In spite of their size (or lack of it), weasels are ferocious hunters, locating their quarry primarily by scent and shunning the common tactics of stalk and ambush in favor of flush and chase. The weasel is both sprinter and endurance runner, hinging its back, greyhoundlike, as it bounds along tirelessly until it has worn down its fleeing prey, then springing forward in a last lightning-fast leap to seize its exhausted dinner. Additionally, the tiny hunter's slim and supple form enables it to weasel through any opening large enough to accommodate its head (which your average wedding ring isn't), easily penetrating the hidey-holes of its quarry—which it dispatches instantly, with a powerful bite at the base of the skull.

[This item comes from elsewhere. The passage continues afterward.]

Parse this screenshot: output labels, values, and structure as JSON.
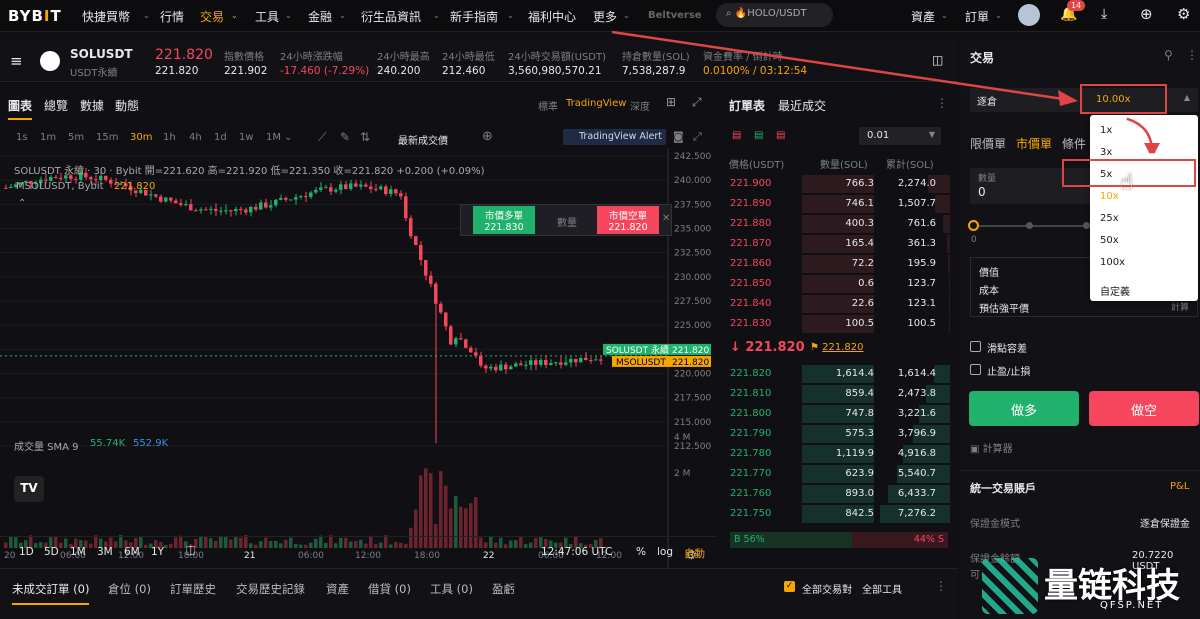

Weasels need to eat an amount equal to only a quarter to a third of their body weight daily. That means a mouse or two a day will do. Still, when confronted with a particularly happy hunting ground, the little terrors often will continue killing until everything in sight is dead. Studies indicate that movement triggers such massacres. As long as there's a wriggle, jiggle, or squirm in an enclosed kill area, the weasel will press its attack, often wiping out an entire colony of mice—numbering in the hundreds—or a coop full of chickens in a few furious moments.

Understandably, the weasel is considered "bloodthirsty"—a term appearing repeatedly in most of the biology texts I've read. Today we know that bloodthirstiness is a false charge, that the weasel isn't some vampire guzzler of blood, and that its predatory excesses are sparked, not by evil intent (and certainly not by stomach parasites), but by instinct; in the weasel's genes it is programmed that he must lay in food when it's available, against those inevitable times when the pickings will be slim. There's little waste, since most species cache their excess kills in underground larders for future meals.